Si vous envisagez d’installer un chauffage par le sol lors d’une nouvelle construction ou d’une rénovation, nous vous recommandons de lire également notre article sur le choix du système – humide ou sec, car ce choix influence considérablement l’ensemble du processus d’installation ainsi que le choix des matériaux.
Fonctionnement du chauffage par le sol
Deux méthodes de base de chauffage par le sol – hydraulique et électrique.
Le chauffage par le sol chauffe la pièce sur une grande surface grâce à des tubes encastrés dans le sol (ou intégrés dans un système sec sous la couverture), par lesquels circule de l’eau chaude provenant d’une chaudière ou d’une pompe à chaleur – on parle alors de système hydraulique. La deuxième variante est le chauffage par le sol électrique, où la chaleur est générée directement dans des câbles ou des panneaux chauffants placés sous la couverture, sans nécessiter d’eau ni de collecteur.
La différence fondamentale par rapport aux radiateurs réside dans la manière dont la chaleur se propage dans l’espace. Le radiateur chauffe l’air autour de lui, qui monte vers le plafond, ce qui entraîne un chauffage de la pièce « de haut en bas » – le plafond est alors plus chaud que le sol. Avec le chauffage par le sol, c’est exactement l’inverse : la chaleur est générée directement dans le sol, sur toute la surface, d’où elle monte uniformément. Cela permet une répartition thermique beaucoup plus agréable dans la pièce – la température est la plus élevée là où l’humain la perçoit le mieux, c’est-à-dire près des pieds, et elle diminue légèrement vers le plafond. Cette caractéristique explique pourquoi les gens aiment tant le chauffage par le sol, notamment dans les salles de bains, les chambres d’enfants et les salons, où l’on marche souvent pieds nus.

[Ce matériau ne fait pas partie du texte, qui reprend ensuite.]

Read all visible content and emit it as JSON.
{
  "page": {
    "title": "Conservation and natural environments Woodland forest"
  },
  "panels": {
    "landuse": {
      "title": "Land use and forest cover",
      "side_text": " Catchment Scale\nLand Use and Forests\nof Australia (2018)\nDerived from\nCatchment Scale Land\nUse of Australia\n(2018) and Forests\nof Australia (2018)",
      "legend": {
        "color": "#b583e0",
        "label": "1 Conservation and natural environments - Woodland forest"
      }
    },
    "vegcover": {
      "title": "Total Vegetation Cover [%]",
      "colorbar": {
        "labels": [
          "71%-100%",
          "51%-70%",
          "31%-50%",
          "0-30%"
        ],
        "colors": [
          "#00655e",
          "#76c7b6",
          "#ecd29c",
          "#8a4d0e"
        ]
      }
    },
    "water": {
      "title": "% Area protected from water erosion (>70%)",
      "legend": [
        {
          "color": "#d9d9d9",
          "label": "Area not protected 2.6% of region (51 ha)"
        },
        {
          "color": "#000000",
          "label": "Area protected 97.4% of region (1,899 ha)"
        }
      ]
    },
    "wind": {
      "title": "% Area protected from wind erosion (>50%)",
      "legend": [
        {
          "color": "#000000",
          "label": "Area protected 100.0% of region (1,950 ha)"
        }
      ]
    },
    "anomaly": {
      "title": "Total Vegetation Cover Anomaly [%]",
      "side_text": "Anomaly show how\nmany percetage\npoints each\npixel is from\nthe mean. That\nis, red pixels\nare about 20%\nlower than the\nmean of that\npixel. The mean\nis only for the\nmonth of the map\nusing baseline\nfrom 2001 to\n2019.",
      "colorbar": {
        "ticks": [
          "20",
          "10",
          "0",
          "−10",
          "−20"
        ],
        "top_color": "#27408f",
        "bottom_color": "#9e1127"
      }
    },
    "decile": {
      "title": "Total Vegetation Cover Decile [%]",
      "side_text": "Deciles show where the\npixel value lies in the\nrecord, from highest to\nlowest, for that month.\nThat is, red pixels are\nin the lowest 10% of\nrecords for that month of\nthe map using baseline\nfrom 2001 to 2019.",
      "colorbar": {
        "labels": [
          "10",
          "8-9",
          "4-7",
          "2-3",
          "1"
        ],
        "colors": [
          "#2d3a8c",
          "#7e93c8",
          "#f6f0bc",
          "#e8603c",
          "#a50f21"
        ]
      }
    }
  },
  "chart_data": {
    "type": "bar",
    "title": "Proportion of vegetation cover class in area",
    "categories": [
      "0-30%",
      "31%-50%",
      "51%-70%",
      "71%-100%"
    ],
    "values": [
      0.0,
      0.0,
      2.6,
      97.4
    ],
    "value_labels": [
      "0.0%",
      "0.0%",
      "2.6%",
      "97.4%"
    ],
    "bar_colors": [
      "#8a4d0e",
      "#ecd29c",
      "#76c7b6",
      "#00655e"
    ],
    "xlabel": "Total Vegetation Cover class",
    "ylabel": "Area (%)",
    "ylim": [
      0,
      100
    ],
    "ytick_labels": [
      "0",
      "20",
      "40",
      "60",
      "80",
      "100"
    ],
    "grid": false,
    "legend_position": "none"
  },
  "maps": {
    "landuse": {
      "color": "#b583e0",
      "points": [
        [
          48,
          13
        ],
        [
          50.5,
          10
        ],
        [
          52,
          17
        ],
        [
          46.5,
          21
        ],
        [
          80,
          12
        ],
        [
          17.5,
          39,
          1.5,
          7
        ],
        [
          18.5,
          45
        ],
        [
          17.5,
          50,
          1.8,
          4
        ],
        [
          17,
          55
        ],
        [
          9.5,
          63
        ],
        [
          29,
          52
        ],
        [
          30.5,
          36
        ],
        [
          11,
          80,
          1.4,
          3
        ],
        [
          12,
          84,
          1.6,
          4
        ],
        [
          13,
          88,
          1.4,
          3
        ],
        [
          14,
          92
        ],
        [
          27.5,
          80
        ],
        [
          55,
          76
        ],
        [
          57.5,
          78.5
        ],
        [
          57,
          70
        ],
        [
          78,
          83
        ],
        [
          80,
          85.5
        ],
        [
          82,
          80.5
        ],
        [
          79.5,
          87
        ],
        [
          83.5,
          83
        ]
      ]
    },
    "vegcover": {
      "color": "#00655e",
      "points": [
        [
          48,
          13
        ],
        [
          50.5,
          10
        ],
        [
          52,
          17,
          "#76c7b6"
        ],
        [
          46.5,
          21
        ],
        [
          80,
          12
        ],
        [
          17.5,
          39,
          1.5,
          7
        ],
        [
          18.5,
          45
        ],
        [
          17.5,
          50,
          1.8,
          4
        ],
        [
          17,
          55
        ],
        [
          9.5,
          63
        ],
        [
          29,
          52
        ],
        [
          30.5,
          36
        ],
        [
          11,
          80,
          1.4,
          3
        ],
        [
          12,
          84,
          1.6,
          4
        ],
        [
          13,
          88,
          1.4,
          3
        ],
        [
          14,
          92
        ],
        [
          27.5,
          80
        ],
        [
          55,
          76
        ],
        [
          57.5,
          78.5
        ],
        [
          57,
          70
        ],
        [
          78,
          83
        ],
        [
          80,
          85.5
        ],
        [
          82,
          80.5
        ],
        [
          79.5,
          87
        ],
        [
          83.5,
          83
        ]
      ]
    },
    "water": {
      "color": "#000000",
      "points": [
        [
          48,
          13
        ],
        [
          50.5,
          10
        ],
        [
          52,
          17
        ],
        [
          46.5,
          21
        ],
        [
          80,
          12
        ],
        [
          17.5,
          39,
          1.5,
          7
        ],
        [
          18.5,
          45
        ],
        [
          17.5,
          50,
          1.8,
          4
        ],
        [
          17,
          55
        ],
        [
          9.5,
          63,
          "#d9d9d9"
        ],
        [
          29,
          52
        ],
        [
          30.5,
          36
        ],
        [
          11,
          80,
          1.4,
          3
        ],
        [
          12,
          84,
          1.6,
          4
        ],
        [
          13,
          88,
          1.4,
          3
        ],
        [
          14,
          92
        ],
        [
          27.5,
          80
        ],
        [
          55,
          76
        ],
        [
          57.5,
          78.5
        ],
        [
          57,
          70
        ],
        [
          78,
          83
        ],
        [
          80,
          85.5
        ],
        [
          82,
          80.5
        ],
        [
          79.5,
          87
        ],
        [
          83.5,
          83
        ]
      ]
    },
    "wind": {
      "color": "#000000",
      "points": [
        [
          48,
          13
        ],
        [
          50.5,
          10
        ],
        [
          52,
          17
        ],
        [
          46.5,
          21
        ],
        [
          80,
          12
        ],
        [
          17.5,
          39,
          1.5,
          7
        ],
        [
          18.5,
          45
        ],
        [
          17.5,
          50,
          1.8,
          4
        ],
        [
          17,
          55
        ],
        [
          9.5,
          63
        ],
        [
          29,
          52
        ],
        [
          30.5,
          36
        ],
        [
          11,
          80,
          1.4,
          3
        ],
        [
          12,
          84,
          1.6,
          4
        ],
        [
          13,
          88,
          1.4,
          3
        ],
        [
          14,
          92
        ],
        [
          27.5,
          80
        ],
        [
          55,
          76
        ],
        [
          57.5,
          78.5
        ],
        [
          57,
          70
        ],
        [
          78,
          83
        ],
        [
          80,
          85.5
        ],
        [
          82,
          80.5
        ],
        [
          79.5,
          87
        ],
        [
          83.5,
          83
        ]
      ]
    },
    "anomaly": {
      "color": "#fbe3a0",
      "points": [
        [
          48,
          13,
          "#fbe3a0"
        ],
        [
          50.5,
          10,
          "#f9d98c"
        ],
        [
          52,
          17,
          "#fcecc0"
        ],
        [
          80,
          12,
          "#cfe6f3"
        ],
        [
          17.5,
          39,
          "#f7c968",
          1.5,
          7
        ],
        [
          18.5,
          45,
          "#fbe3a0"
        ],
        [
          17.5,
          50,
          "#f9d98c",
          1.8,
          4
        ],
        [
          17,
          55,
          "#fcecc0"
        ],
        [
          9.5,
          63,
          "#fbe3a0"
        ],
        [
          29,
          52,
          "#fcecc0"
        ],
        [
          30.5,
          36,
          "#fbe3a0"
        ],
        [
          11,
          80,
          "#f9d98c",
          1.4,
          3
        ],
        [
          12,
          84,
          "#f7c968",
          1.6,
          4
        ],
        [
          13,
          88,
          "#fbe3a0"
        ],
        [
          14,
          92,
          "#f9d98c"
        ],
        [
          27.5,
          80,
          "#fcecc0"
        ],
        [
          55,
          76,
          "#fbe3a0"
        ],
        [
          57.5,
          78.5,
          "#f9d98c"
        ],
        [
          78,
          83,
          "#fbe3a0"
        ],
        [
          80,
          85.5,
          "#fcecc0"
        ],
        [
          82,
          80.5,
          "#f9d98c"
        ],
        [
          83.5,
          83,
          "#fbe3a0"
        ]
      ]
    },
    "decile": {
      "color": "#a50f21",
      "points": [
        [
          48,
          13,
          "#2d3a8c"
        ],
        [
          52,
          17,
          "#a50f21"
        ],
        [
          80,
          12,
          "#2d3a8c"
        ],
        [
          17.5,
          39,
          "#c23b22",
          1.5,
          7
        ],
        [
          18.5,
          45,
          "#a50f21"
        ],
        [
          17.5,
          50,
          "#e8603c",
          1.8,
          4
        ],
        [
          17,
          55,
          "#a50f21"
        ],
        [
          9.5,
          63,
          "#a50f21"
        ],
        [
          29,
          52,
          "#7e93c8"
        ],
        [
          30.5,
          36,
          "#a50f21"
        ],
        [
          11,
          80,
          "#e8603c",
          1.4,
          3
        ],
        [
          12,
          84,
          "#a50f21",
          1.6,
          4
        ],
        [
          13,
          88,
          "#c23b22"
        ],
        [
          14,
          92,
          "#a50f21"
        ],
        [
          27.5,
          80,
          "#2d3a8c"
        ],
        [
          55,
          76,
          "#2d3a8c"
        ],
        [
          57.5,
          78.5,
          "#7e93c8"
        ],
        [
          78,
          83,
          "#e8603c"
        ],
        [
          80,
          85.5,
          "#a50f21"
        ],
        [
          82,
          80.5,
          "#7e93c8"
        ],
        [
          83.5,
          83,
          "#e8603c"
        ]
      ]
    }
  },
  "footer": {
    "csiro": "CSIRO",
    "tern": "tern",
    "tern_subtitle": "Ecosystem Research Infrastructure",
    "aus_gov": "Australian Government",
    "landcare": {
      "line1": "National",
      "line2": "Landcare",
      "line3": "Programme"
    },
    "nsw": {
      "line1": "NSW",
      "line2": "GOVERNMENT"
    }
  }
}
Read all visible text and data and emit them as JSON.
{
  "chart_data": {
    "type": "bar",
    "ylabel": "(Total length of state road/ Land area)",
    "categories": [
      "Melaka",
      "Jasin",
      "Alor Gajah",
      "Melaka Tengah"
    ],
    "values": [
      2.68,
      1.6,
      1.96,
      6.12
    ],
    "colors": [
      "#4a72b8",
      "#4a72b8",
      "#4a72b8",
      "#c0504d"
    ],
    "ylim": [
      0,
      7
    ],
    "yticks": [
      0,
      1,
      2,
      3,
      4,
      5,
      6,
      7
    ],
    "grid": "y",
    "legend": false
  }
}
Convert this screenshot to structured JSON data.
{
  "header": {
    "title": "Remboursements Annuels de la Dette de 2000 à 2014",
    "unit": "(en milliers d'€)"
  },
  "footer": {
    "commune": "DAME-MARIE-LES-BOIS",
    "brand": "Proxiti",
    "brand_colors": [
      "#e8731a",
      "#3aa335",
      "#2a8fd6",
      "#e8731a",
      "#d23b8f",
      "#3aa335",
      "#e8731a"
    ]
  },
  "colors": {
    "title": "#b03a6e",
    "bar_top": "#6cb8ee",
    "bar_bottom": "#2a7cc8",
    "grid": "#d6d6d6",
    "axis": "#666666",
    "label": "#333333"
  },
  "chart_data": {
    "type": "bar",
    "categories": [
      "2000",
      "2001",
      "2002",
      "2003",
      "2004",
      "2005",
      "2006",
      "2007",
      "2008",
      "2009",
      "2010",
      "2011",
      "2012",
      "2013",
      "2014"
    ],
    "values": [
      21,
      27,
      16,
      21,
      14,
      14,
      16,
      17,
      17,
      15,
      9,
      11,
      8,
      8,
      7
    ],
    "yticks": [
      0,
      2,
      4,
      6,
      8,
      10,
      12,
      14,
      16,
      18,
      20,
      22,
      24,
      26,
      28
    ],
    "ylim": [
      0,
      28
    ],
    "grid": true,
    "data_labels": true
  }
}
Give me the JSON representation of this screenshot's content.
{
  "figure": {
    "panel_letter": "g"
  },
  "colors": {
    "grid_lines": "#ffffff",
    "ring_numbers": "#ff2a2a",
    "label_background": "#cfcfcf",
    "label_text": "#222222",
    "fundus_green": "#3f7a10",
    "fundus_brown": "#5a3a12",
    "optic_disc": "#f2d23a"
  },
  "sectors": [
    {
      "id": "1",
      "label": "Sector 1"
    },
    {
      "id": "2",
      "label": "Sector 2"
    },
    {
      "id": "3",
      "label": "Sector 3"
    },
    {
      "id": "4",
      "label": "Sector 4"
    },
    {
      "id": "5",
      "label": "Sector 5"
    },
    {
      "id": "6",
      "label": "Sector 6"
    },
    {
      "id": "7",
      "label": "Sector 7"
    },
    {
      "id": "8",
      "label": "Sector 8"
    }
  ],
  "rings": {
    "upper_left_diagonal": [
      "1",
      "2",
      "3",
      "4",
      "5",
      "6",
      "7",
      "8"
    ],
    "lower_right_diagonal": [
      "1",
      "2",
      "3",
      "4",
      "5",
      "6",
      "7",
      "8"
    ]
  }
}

Le système hydraulique fonctionne avec une température d’eau de chauffage nettement plus faible que celle des radiateurs – c’est un point important à connaître, notamment si vous combinez le chauffage par le sol avec une chaudière à condensation ou une pompe à chaleur, car une température plus faible de l’eau de retour améliore l’efficacité de la source de chaleur. Le chauffage par le sol électrique, en revanche, n’a pas besoin de chaudière ni de collecteur – le câble ou le panneau chauffant se branche directement au réseau électrique via un thermostat, ce qui simplifie l’installation, mais les coûts d’exploitation dépendent du prix de l’électricité, et non du combustible utilisé dans la chaudière.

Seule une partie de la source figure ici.